By focusing primarily on the recent past and covering mostly real disasters, natural and otherwise—the Deepwater Horizon spill; Hurricane Harvey—Mobility sets itself apart from most so-called climate change novels, which tend to take place in an alternative present or near future menaced by mysterious adverse weather events. So when the book flashes forward to 2051 in a brief coda knowingly titled “Downstream”—referring to the refining of crude oil and all of its byproducts, as well as their marketing and sale—it comes as a somewhat deflating capitulation to the conventions of the genre. Kiesling depicts this future bluntly; its crises are represented in broad strokes, with minimal stylistic flourishes: “On the first 120-degree-Fahrenheit day [Bunny] ever felt, nearly everything shriveled and died and the crows fell out of the trees.”
Given the destructiveness of Mobility’s final act, it’s tempting to read it as an environmentalist parable, or even an intervention. But the novel is fundamentally ambivalent about the usefulness of stories in fighting climate change. Through Bunny’s occasional insecurities about the meaning of her work for Turnbridge, Kiesling breaks the fourth wall. “Sometimes Elizabeth marveled at how simultaneously irrelevant and critical the shaping of narrative was to reality,” she writes.
Decarbonization was more important than ever. The majors were pulling out of the Permian and Bakken right and left…. And yet Europe was preparing to freeze without Russian gas. The EU had signed a deal to double its supply of LNG from Azerbaijan, great news for Azerbaijan and BP.
In Mobility, the primary function of the stories told by fossil fuel companies is to approximate the feeling of change without actually changing anything—except, perhaps, their names.
For the industry, this proves to be a winning strategy: “Many of the people who got rich from oil put themselves directly atop the next generation of energy just in the nick of time.” For its opponents, the value of narrative is less clear. We learn little about the impact of Sofie’s journalism, other than that her career goes “gangbusters” after she becomes a household name during the Standing Rock protests. And when Bunny bumps into Charlie many years after their initial meeting in Baku, he’s traded in harassing fossil fuel executives for reporting on drone war, because, he explains, “There’s more people with a deep state paranoia who will subscribe to your podcast than there are people who want to hear about oil companies.” Stories, Kiesling suggests, can make us feel better about the path of least resistance, or they can prompt us to consider the cost of our familiar comforts. But given that they tend toward tidy resolution, stories are more likely to produce inertia than action on a mass scale. This makes them no match for the resources of an industry that scaffolds our geopolitical order and produces trillions of dollars in profits a year.

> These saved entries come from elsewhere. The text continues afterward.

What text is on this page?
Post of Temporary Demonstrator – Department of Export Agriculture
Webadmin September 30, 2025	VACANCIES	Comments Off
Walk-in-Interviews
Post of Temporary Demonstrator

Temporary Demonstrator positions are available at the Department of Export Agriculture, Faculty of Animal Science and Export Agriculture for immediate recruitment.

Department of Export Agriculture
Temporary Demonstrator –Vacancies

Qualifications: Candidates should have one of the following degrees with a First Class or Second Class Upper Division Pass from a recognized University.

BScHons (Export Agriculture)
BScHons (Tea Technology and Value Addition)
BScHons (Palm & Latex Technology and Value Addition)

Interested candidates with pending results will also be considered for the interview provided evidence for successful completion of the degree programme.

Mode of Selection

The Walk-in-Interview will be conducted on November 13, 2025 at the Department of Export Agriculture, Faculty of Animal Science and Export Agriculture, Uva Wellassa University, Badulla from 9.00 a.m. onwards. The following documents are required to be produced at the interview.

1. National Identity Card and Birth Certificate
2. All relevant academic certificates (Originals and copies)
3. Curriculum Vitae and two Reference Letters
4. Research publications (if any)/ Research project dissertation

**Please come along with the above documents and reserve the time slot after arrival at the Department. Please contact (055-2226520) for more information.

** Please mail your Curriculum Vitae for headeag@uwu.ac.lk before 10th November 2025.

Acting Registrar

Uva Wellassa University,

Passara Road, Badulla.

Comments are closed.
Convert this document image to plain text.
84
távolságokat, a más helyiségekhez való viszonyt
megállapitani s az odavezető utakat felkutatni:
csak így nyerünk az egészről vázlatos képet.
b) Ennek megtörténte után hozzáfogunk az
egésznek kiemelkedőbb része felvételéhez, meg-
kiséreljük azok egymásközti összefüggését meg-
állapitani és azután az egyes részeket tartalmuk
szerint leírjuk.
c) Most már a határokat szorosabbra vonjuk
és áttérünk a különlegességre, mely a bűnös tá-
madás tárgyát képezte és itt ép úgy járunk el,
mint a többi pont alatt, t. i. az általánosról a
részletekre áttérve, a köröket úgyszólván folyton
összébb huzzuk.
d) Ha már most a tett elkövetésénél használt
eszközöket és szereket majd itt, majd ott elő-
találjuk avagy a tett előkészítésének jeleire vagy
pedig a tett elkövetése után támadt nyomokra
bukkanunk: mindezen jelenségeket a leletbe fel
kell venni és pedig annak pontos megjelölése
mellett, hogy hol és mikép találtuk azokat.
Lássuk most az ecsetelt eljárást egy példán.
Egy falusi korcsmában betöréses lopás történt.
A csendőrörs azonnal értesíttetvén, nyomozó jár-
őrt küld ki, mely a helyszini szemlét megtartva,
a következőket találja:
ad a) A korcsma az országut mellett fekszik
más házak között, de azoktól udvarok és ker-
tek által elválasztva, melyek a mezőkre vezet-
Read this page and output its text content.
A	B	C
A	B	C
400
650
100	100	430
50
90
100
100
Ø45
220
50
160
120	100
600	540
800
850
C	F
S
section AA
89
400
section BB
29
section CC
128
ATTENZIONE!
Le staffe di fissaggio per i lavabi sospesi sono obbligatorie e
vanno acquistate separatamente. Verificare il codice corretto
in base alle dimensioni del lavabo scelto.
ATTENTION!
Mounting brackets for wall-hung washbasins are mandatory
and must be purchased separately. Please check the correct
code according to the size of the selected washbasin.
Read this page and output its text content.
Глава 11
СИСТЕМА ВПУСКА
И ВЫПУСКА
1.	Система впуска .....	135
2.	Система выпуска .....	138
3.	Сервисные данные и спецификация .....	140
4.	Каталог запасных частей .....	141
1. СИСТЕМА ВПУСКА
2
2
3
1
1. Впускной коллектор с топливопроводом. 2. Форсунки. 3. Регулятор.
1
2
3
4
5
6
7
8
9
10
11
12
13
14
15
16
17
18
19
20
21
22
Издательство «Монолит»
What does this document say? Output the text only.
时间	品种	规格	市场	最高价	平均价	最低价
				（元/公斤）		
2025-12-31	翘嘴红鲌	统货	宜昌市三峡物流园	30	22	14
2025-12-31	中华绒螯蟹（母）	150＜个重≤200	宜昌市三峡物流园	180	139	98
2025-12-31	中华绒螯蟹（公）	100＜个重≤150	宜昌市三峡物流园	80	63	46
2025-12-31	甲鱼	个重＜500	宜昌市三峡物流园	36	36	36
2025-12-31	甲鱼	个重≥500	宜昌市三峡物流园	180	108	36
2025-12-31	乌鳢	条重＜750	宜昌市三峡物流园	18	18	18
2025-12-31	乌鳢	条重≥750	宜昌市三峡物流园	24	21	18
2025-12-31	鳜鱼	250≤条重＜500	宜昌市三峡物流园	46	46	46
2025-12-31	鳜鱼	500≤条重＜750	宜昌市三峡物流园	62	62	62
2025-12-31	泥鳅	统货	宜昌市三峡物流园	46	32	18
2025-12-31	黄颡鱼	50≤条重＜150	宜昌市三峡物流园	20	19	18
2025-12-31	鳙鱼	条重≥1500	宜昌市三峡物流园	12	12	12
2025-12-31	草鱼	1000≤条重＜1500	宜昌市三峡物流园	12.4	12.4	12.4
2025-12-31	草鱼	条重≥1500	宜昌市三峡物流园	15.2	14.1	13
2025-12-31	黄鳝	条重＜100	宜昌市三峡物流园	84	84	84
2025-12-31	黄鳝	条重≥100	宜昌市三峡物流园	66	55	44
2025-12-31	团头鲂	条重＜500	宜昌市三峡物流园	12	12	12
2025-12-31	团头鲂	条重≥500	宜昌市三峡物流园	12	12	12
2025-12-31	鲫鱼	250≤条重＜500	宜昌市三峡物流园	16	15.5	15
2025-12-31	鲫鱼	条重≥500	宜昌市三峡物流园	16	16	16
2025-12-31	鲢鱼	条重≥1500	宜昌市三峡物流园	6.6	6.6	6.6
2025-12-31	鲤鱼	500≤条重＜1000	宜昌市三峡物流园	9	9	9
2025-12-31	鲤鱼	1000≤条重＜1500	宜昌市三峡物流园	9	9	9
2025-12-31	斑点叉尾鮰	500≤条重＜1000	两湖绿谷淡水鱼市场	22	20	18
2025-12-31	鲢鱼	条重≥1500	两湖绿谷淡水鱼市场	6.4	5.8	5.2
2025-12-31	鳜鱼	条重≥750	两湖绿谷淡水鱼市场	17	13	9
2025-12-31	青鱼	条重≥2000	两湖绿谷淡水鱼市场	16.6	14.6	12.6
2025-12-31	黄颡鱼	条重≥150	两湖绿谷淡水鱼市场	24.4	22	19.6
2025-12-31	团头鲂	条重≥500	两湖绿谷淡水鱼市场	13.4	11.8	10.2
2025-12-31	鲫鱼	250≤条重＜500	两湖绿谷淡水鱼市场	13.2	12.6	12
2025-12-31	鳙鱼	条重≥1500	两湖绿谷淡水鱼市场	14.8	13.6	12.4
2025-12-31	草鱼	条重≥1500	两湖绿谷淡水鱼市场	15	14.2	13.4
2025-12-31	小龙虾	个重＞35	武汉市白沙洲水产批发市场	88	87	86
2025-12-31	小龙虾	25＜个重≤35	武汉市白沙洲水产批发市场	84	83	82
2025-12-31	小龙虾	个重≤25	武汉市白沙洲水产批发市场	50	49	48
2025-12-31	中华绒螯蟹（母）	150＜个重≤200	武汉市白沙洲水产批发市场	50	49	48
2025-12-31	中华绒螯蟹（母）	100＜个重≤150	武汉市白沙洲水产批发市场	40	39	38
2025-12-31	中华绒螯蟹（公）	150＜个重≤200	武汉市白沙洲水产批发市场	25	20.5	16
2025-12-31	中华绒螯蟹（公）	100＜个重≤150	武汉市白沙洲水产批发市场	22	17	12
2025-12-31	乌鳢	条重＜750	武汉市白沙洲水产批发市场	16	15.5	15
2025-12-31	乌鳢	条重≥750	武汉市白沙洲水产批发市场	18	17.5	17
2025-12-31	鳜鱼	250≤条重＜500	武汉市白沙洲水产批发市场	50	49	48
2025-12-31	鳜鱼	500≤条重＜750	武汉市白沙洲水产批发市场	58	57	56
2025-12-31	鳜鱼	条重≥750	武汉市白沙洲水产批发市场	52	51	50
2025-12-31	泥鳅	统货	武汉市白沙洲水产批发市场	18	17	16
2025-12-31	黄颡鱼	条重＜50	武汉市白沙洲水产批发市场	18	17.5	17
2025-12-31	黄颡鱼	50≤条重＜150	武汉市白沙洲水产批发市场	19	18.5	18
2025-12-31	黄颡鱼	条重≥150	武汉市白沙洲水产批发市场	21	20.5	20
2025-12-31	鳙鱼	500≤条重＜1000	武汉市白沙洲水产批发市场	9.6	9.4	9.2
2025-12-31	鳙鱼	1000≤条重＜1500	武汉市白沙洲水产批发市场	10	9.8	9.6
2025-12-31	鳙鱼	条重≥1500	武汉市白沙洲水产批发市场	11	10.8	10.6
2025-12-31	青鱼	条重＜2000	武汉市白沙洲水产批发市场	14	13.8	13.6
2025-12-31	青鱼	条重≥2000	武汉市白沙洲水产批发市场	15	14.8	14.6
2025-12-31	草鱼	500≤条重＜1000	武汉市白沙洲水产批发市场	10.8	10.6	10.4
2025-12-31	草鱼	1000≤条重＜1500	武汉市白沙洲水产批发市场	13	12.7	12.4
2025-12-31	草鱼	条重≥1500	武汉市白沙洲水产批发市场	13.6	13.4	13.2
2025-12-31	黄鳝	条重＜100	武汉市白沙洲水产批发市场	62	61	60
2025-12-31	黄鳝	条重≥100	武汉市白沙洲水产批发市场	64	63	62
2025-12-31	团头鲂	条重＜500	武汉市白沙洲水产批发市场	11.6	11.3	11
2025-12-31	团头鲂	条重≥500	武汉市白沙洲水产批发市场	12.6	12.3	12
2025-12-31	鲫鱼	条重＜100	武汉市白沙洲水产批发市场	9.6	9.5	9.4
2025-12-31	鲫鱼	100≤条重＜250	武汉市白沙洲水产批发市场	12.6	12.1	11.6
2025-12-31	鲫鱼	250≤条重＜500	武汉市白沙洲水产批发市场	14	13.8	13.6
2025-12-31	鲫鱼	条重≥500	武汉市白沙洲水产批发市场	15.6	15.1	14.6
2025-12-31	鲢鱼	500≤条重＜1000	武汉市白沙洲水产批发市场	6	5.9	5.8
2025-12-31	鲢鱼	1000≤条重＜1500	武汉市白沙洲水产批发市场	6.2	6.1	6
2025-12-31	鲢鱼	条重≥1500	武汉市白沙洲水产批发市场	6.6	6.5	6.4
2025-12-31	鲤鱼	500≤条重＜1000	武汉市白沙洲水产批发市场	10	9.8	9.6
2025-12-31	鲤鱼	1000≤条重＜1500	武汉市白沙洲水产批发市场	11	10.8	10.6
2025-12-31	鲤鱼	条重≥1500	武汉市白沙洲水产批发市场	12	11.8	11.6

Rather than styling itself as a rallying cry, the closest thing that Mobility offers to a concrete solution is smuggled into a joke in a scene some years before the apocalyptic flash-forward. During a visit to the United States in 2014 from his posting in Tajikistan, Bunny’s diplomat father tells his grown children that the long-defunct oil field their grandparents owned a small interest in might soon become active again, thanks to a tertiary form of oil recovery in which pressurized carbon dioxide is blasted into old wells to loosen whatever remains. Any money it yields, he says, will be passed on to them. Bunny’s brother John is horrified by the prospect of profiting from oil. “Can you do something to shut down production?” he asks.
Bunny laughs. “He owns one-seventy-somethingth of it,” she tells her brother. “Is he supposed to throw a grenade down the well?”